Zimbabwe’s mines cannot afford wage rises this year and a fifth of the firms have agreed with workers to cut pay to remain viable, blaming low commodity prices and high electricity costs, results of a survey showed on Thursday.
Mining is the biggest export earner in the southern African nation, but its contribution to earnings has declined from a high of 57% in 2012 to 50% last year after the global prices of its major minerals, gold and platinum, fell.
The survey commissioned by the Chamber of Mines of Zimbabwe, which represents major mining firms, showed that mines expect the industry to contract for the third consecutive year after 70 percent of the industry recorded losses in 2015.
The majority of mines had increased salaries 11 times since 2009, when Zimbabwe ditched its inflation-ravaged currency in favour of foreign currencies. The mining minimum monthly wage is $248.
“All mining houses interviewed said that they will not afford any salary increments in 2016, while 22% reported that they have negotiated and agreed salary reductions with their employees,” a statement on the survey said.
Mining sector wage negotiations in Zimbabwe, which holds the world’s second largest platinum deposits, often pass without incident unlike in South Africa, which has in the past seen violent wildcat strikes over salaries.
Wages account for 32% of mining companies’ costs.
The mining sector lost $60 million in mining output in 2014 and 2015 respectively, the survey said.

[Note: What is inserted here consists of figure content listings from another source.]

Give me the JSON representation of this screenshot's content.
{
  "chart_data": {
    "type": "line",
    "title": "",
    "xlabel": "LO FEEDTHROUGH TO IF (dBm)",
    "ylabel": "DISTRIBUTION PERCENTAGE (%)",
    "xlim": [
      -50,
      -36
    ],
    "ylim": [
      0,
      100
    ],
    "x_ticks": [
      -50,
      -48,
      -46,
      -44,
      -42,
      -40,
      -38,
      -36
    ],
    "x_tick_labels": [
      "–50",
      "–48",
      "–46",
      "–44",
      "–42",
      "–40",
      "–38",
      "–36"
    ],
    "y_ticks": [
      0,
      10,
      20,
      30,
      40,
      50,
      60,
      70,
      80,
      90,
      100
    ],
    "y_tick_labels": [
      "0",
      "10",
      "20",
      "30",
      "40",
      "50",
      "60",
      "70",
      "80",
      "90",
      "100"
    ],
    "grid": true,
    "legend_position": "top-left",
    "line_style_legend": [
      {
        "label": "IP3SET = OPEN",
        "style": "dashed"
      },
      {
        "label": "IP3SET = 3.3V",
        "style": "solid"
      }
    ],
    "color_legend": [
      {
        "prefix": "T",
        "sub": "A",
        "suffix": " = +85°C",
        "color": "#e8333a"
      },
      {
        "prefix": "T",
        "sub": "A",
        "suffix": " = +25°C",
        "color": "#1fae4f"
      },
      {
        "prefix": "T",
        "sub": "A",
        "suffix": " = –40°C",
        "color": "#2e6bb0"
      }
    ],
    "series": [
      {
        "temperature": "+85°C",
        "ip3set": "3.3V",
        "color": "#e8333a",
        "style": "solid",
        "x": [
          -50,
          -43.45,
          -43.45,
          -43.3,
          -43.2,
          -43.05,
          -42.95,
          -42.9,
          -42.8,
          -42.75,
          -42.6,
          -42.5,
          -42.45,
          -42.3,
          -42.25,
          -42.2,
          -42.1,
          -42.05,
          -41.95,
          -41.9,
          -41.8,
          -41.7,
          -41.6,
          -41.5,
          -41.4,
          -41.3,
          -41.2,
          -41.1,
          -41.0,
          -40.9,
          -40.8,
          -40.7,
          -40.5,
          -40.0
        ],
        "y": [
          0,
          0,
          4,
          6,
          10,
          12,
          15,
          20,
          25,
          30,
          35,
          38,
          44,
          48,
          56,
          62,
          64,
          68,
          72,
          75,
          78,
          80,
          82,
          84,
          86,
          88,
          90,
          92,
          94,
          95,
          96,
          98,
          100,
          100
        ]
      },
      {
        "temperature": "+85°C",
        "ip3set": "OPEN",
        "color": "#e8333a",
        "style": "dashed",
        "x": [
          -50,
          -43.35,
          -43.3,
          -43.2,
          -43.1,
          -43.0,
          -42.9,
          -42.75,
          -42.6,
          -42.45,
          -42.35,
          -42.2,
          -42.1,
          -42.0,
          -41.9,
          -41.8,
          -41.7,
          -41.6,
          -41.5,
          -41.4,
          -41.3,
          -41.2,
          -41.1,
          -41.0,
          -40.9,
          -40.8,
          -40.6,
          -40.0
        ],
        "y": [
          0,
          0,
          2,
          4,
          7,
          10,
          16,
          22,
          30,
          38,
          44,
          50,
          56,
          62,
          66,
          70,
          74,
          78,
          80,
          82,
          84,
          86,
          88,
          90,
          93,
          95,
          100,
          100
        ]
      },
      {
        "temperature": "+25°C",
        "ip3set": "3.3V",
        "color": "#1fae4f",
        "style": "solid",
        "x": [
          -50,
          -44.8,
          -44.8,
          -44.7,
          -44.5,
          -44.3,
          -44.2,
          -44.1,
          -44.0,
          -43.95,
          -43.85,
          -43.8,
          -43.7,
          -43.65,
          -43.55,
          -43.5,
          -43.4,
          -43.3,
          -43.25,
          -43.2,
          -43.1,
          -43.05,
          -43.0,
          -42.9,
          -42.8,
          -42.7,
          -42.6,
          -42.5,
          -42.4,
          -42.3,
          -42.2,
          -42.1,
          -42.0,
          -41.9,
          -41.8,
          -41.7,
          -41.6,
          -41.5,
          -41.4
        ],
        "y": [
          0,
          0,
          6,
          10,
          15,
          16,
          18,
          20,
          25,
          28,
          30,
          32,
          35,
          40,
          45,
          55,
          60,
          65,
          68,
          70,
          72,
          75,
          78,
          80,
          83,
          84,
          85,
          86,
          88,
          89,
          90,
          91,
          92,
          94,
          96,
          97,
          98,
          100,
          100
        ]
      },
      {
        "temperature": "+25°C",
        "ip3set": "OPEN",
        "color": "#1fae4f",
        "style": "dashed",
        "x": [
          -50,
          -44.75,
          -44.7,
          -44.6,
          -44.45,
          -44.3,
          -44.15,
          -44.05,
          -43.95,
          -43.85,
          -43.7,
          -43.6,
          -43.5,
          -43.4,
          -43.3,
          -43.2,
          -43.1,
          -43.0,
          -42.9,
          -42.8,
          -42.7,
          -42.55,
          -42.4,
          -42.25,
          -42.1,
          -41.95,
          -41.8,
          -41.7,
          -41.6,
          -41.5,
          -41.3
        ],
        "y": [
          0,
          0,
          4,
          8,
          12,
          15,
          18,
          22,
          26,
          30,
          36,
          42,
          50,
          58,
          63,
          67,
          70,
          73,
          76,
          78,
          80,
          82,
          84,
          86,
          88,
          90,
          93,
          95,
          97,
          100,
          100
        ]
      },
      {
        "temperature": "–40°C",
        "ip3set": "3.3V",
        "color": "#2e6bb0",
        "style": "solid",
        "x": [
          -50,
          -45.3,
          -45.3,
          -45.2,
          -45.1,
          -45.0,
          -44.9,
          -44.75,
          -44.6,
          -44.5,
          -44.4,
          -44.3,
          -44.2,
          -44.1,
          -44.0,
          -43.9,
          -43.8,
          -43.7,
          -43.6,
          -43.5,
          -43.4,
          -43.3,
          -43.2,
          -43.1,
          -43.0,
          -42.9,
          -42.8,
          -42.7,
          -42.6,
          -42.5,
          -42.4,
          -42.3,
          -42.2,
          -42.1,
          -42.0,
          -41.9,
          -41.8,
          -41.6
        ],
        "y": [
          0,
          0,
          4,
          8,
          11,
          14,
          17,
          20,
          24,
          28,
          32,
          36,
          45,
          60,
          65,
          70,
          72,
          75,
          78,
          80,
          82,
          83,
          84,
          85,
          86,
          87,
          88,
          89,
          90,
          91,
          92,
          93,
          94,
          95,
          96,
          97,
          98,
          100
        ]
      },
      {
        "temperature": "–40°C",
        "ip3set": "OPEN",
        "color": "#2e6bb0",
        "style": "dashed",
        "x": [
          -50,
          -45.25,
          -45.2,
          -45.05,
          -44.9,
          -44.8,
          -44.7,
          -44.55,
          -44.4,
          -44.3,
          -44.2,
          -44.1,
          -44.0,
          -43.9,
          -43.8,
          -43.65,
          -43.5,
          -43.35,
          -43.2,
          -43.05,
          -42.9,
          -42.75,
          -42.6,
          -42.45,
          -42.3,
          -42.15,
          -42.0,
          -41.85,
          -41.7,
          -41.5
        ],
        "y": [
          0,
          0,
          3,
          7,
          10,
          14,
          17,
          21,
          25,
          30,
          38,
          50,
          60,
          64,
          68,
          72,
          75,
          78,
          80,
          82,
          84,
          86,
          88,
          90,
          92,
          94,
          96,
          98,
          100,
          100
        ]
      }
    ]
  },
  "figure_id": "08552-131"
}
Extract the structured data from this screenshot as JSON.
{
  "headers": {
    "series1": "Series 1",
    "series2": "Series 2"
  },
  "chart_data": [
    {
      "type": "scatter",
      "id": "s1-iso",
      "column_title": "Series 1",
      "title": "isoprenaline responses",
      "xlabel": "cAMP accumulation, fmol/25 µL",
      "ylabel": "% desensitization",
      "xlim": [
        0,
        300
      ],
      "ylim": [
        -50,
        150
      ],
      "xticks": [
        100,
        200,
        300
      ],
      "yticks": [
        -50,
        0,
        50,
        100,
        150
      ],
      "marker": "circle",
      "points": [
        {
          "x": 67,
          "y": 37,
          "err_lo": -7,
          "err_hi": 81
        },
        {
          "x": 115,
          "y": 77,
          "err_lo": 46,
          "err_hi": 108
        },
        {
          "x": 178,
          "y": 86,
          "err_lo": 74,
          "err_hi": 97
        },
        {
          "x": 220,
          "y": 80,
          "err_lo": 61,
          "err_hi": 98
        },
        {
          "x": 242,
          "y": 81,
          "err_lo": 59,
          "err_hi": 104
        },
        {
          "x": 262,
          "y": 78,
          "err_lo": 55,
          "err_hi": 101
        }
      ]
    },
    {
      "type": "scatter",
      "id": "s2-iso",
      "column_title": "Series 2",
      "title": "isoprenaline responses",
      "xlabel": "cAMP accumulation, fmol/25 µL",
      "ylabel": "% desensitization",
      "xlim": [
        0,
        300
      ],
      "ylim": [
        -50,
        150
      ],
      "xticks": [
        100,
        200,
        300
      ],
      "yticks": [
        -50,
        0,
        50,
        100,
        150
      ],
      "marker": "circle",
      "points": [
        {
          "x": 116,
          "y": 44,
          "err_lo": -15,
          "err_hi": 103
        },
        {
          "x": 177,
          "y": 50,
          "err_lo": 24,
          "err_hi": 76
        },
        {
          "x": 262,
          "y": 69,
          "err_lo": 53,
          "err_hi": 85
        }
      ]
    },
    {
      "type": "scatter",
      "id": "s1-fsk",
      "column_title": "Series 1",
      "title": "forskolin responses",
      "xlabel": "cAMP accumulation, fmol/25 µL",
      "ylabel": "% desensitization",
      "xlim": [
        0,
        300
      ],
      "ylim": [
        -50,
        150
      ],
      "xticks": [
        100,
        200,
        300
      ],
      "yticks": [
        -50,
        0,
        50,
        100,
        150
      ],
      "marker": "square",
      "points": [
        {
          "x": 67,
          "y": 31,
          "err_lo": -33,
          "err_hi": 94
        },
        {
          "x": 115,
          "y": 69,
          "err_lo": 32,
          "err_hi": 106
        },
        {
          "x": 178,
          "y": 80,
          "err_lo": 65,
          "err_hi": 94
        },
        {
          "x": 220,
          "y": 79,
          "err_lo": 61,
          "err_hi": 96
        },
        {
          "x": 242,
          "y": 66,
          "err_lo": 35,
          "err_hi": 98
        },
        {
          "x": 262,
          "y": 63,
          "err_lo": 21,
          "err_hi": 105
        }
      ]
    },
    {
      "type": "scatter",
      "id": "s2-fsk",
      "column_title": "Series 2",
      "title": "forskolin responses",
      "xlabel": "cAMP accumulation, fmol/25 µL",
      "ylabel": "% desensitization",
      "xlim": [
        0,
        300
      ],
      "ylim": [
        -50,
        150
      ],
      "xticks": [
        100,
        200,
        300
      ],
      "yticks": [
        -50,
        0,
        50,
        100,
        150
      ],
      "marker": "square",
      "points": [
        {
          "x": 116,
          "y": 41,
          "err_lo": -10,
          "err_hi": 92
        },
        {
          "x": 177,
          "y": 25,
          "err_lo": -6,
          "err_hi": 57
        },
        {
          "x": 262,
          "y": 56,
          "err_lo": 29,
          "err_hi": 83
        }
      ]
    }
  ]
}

Most mining firms said expensive capital and machinery and high royalty fees were also impacting production.
Electricity cuts have hurt Zimbabwean industry and mines, who are opposing a state power company move to increase tariffs by 42% shortly to help afford power imports.
Patson Mbiriri, a senior official in the energy ministry, said Zimbabwe should have sufficient power by 2018 and be in a position to export two years later. He added that an increase in tariffs was imminent in order to afford power imports.
Mbiriri said Zimbabwe was buying 300 MW off-peak power from South Africa and will double imports from Mozambique to 100 MW.
The mining sector, the survey added, needs $3.8 billion for new investment to enable it to double platinum and gold output in the next five years.